着物販売の日本和装ホールディングスは、ECサイト「KAERUWA」を2026年6月30日に閉鎖すると発表した。和装市場の縮小傾向を背景に、今後は創業以来の中核である販売仲介モデルへ経営資源を集中させる。
「KAERUWA」は2024年1月に、“きものをもっと身近に、もっと自由に”をコンセプトに立ち上げたECサイト。和にこだわった商品を扱う「和の総合サイト」として運営してきた。
一方、同社は和装業界について、市場環境の変化を背景に緩やかな縮小傾向が続いていると説明している。そのなかで、業界を牽引する立場として、より本質的な価値提供に注力する必要があると判断した。

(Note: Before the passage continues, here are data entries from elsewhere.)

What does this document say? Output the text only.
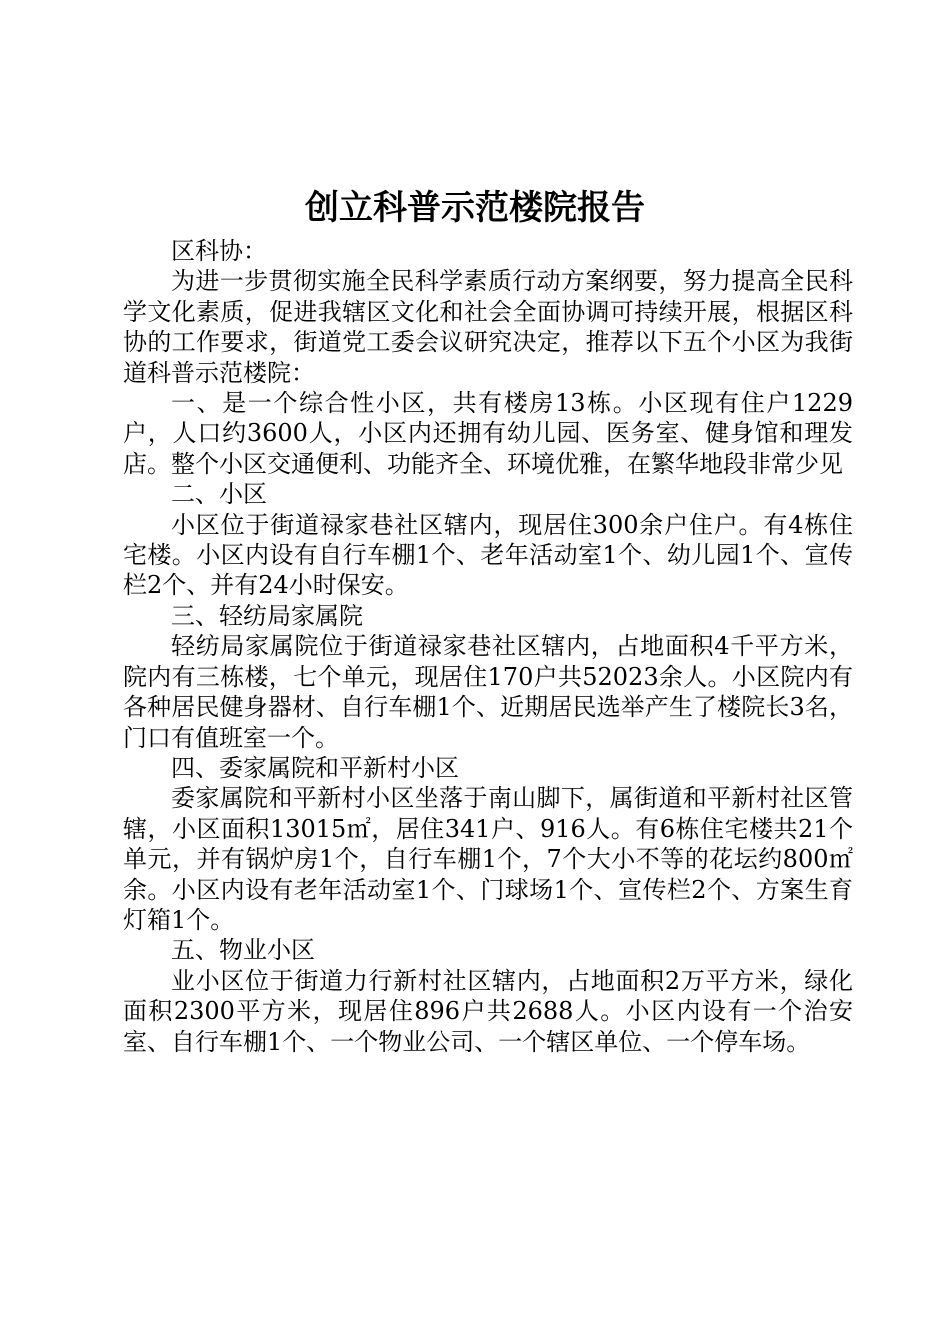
创立科普示范楼院报告

区科协：

为进一步贯彻实施全民科学素质行动方案纲要，努力提高全民科学文化素质，促进我辖区文化和社会全面协调可持续开展，根据区科协的工作要求，街道党工委会议研究决定，推荐以下五个小区为我街道科普示范楼院：

一、是一个综合性小区，共有楼房13栋。小区现有住户1229户，人口约3600人，小区内还拥有幼儿园、医务室、健身馆和理发店。整个小区交通便利、功能齐全、环境优雅，在繁华地段非常少见

二、小区

小区位于街道禄家巷社区辖内，现居住300余户住户。有4栋住宅楼。小区内设有自行车棚1个、老年活动室1个、幼儿园1个、宣传栏2个、并有24小时保安。

三、轻纺局家属院

轻纺局家属院位于街道禄家巷社区辖内，占地面积4千平方米，院内有三栋楼，七个单元，现居住170户共52023余人。小区院内有各种居民健身器材、自行车棚1个、近期居民选举产生了楼院长3名，门口有值班室一个。

四、委家属院和平新村小区

委家属院和平新村小区坐落于南山脚下，属街道和平新村社区管辖，小区面积13015㎡，居住341户、916人。有6栋住宅楼共21个单元，并有锅炉房1个，自行车棚1个，7个大小不等的花坛约800㎡余。小区内设有老年活动室1个、门球场1个、宣传栏2个、方案生育灯箱1个。

五、物业小区

业小区位于街道力行新村社区辖内，占地面积2万平方米，绿化面积2300平方米，现居住896户共2688人。小区内设有一个治安室、自行车棚1个、一个物业公司、一个辖区单位、一个停车场。
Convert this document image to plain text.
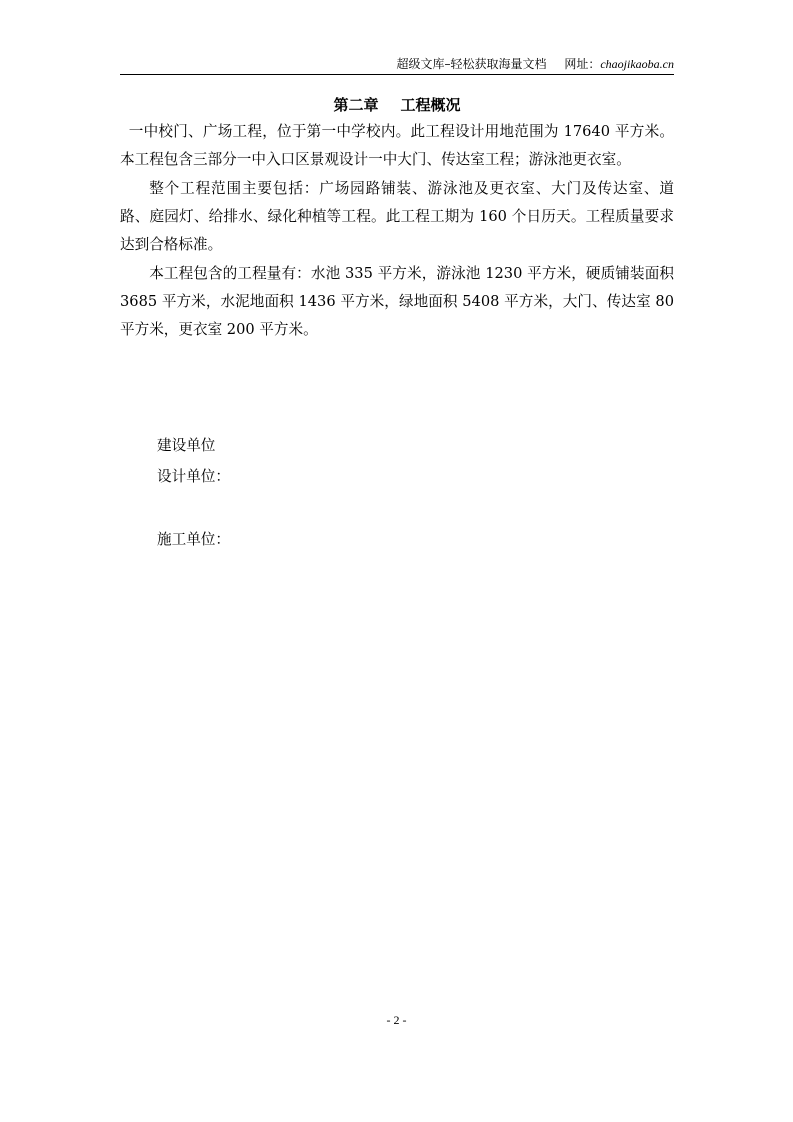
超级文库–轻松获取海量文档 网址：chaojikaoba.cn
第二章 工程概况

一中校门、广场工程，位于第一中学校内。此工程设计用地范围为 17640 平方米。本工程包含三部分一中入口区景观设计一中大门、传达室工程；游泳池更衣室。

整个工程范围主要包括：广场园路铺装、游泳池及更衣室、大门及传达室、道路、庭园灯、给排水、绿化种植等工程。此工程工期为 160 个日历天。工程质量要求达到合格标准。

本工程包含的工程量有：水池 335 平方米，游泳池 1230 平方米，硬质铺装面积 3685 平方米，水泥地面积 1436 平方米，绿地面积 5408 平方米，大门、传达室 80 平方米，更衣室 200 平方米。

建设单位
设计单位：
施工单位：
- 2 -
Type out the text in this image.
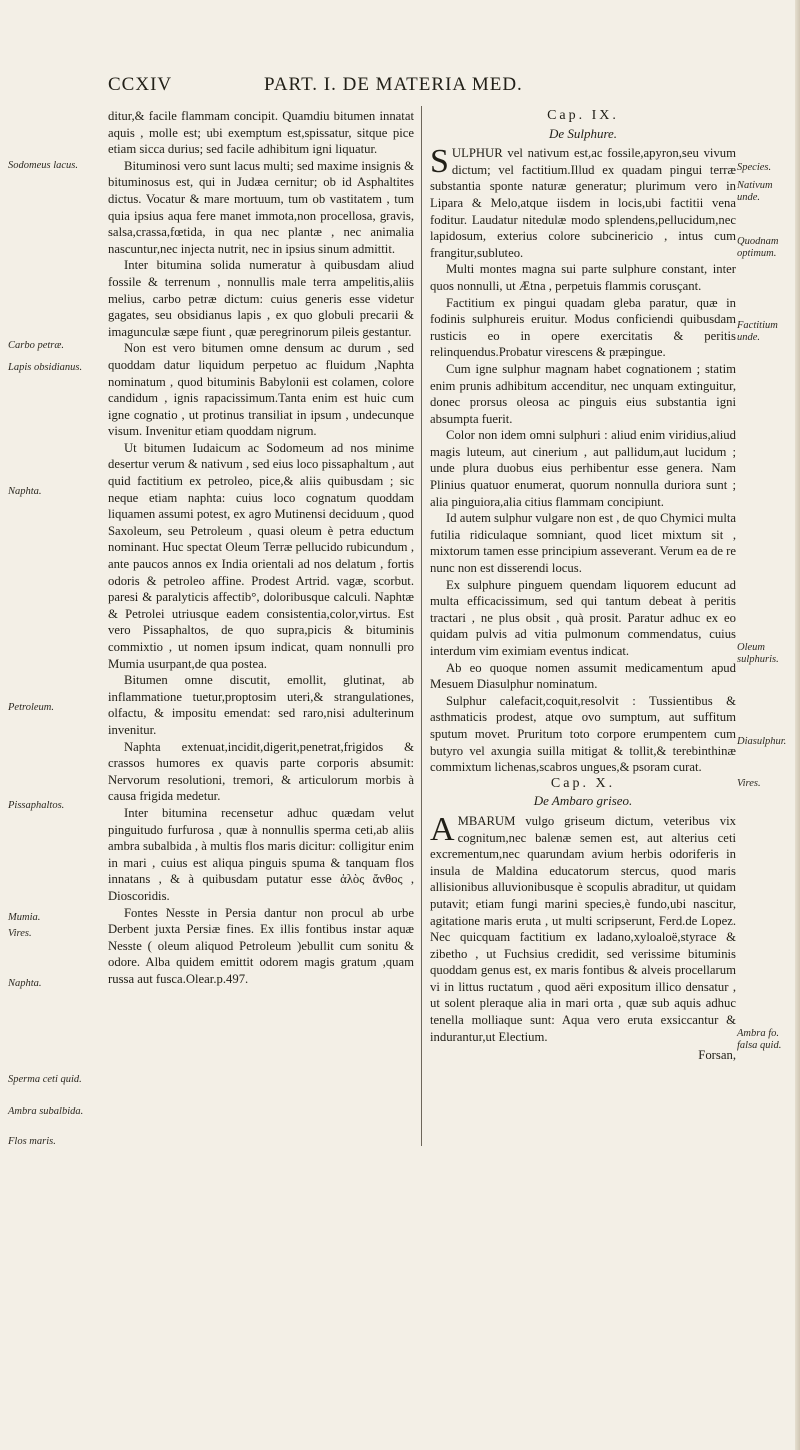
CCXIV	PART. I. DE MATERIA MED.

ditur,& facile flammam concipit. Quamdiu bitumen innatat aquis , molle est; ubi exemptum est,spissatur, sitque pice etiam sicca durius; sed facile adhibitum igni liquatur.

Bituminosi vero sunt lacus multi; sed maxime insignis & bituminosus est, qui in Judæa cernitur; ob id Asphaltites dictus. Vocatur & mare mortuum, tum ob vastitatem , tum quia ipsius aqua fere manet immota,non procellosa, gravis, salsa,crassa,fœtida, in qua nec plantæ , nec animalia nascuntur,nec injecta nutrit, nec in ipsius sinum admittit.

Inter bitumina solida numeratur à quibusdam aliud fossile & terrenum , nonnullis male terra ampelitis,aliis melius, carbo petræ dictum: cuius generis esse videtur gagates, seu obsidianus lapis , ex quo globuli precarii & imagunculæ sæpe fiunt , quæ peregrinorum pileis gestantur.

Non est vero bitumen omne densum ac durum , sed quoddam datur liquidum perpetuo ac fluidum ,Naphta nominatum , quod bituminis Babylonii est colamen, colore candidum , ignis rapacissimum.Tanta enim est huic cum igne cognatio , ut protinus transiliat in ipsum , undecunque visum. Invenitur etiam quoddam nigrum.

Ut bitumen Iudaicum ac Sodomeum ad nos minime desertur verum & nativum , sed eius loco pissaphaltum , aut quid factitium ex petroleo, pice,& aliis quibusdam ; sic neque etiam naphta: cuius loco cognatum quoddam liquamen assumi potest, ex agro Mutinensi deciduum , quod Saxoleum, seu Petroleum , quasi oleum è petra eductum nominant. Huc spectat Oleum Terræ pellucido rubicundum , ante paucos annos ex India orientali ad nos delatum , fortis odoris & petroleo affine. Prodest Artrid. vagæ, scorbut. paresi & paralyticis affectib°, doloribusque calculi. Naphtæ & Petrolei utriusque eadem consistentia,color,virtus. Est vero Pissaphaltos, de quo supra,picis & bituminis commixtio , ut nomen ipsum indicat, quam nonnulli pro Mumia usurpant,de qua postea.

Bitumen omne discutit, emollit, glutinat, ab inflammatione tuetur,proptosim uteri,& strangulationes, olfactu, & impositu emendat: sed raro,nisi adulterinum invenitur.

Naphta extenuat,incidit,digerit,penetrat,frigidos & crassos humores ex quavis parte corporis absumit: Nervorum resolutioni, tremori, & articulorum morbis à causa frigida medetur.

Inter bitumina recensetur adhuc quædam velut pinguitudo furfurosa , quæ à nonnullis sperma ceti,ab aliis ambra subalbida , à multis flos maris dicitur: colligitur enim in mari , cuius est aliqua pinguis spuma & tanquam flos innatans , & à quibusdam putatur esse ἀλὸς ἄνθος , Dioscoridis.

Fontes Nesste in Persia dantur non procul ab urbe Derbent juxta Persiæ fines. Ex illis fontibus instar aquæ Nesste ( oleum aliquod Petroleum )ebullit cum sonitu & odore. Alba quidem emittit odorem magis gratum ,quam russa aut fusca.Olear.p.497.

Cap. IX.
De Sulphure.

SULPHUR vel nativum est,ac fossile,apyron,seu vivum dictum; vel factitium.Illud ex quadam pingui terræ substantia sponte naturæ generatur; plurimum vero in Lipara & Melo,atque iisdem in locis,ubi factitii vena foditur. Laudatur nitedulæ modo splendens,pellucidum,nec lapidosum, exterius colore subcinericio , intus cum frangitur,subluteo.

Multi montes magna sui parte sulphure constant, inter quos nonnulli, ut Ætna , perpetuis flammis corusçant.

Factitium ex pingui quadam gleba paratur, quæ in fodinis sulphureis eruitur. Modus conficiendi quibusdam rusticis eo in opere exercitatis & peritis relinquendus.Probatur virescens & præpingue.

Cum igne sulphur magnam habet cognationem ; statim enim prunis adhibitum accenditur, nec unquam extinguitur, donec prorsus oleosa ac pinguis eius substantia igni absumpta fuerit.

Color non idem omni sulphuri : aliud enim viridius,aliud magis luteum, aut cinerium , aut pallidum,aut lucidum ; unde plura duobus eius perhibentur esse genera. Nam Plinius quatuor enumerat, quorum nonnulla duriora sunt ; alia pinguiora,alia citius flammam concipiunt.

Id autem sulphur vulgare non est , de quo Chymici multa futilia ridiculaque somniant, quod licet mixtum sit , mixtorum tamen esse principium asseverant. Verum ea de re nunc non est disserendi locus.

Ex sulphure pinguem quendam liquorem educunt ad multa efficacissimum, sed qui tantum debeat à peritis tractari , ne plus obsit , quà prosit. Paratur adhuc ex eo quidam pulvis ad vitia pulmonum commendatus, cuius interdum vim eximiam eventus indicat.

Ab eo quoque nomen assumit medicamentum apud Mesuem Diasulphur nominatum.

Sulphur calefacit,coquit,resolvit : Tussientibus & asthmaticis prodest, atque ovo sumptum, aut suffitum sputum movet. Pruritum toto corpore erumpentem cum butyro vel axungia suilla mitigat & tollit,& terebinthinæ commixtum lichenas,scabros ungues,& psoram curat.

Cap. X.
De Ambaro griseo.

AMBARUM vulgo griseum dictum, veteribus vix cognitum,nec balenæ semen est, aut alterius ceti excrementum,nec quarundam avium herbis odoriferis in insula de Maldina educatorum stercus, quod maris allisionibus alluvionibusque è scopulis abraditur, ut quidam putavit; etiam fungi marini species,è fundo,ubi nascitur, agitatione maris eruta , ut multi scripserunt, Ferd.de Lopez. Nec quicquam factitium ex ladano,xyloaloë,styrace & zibetho , ut Fuchsius credidit, sed verissime bituminis quoddam genus est, ex maris fontibus & alveis procellarum vi in littus ructatum , quod aëri expositum illico densatur , ut solent pleraque alia in mari orta , quæ sub aquis adhuc tenella molliaque sunt: Aqua vero eruta exsiccantur & indurantur,ut Electium.

Forsan,

Sodomeus lacus.
Carbo petræ.
Lapis obsidianus.
Naphta.
Petroleum.
Pissaphaltos.
Mumia.
Vires.
Naphta.
Sperma ceti quid.
Ambra subalbida.
Flos maris.
Species.
Nativum unde.
Quodnam optimum.
Factitium unde.
Oleum sulphuris.
Diasulphur.
Vires.
Ambra fo. falsa quid.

こうした状況を踏まえ、今後の成長戦略を再検討した結果、同社は「無料きもの着付け教室の運営」と「着物販売機会の提供」を軸とする「教えて・伝えて・流通を促す」ビジネスモデルに経営資源を集中させる方針を決めた。これに伴い、「KAERUWA」は一定の役割を終えたと位置付け、閉鎖を決定したとしている。
今後は、創業以来の中核である「販売仲介」を軸としたビジネスモデルに立ち返り、和装文化の普及と市場の活性化に取り組む方針だ。「五方良し」の理念のもと、消費者、生産者、取引先、株主、社員のすべてにとって価値ある関係を築きながら、より多くの人に着物の価値を届けていくとしている。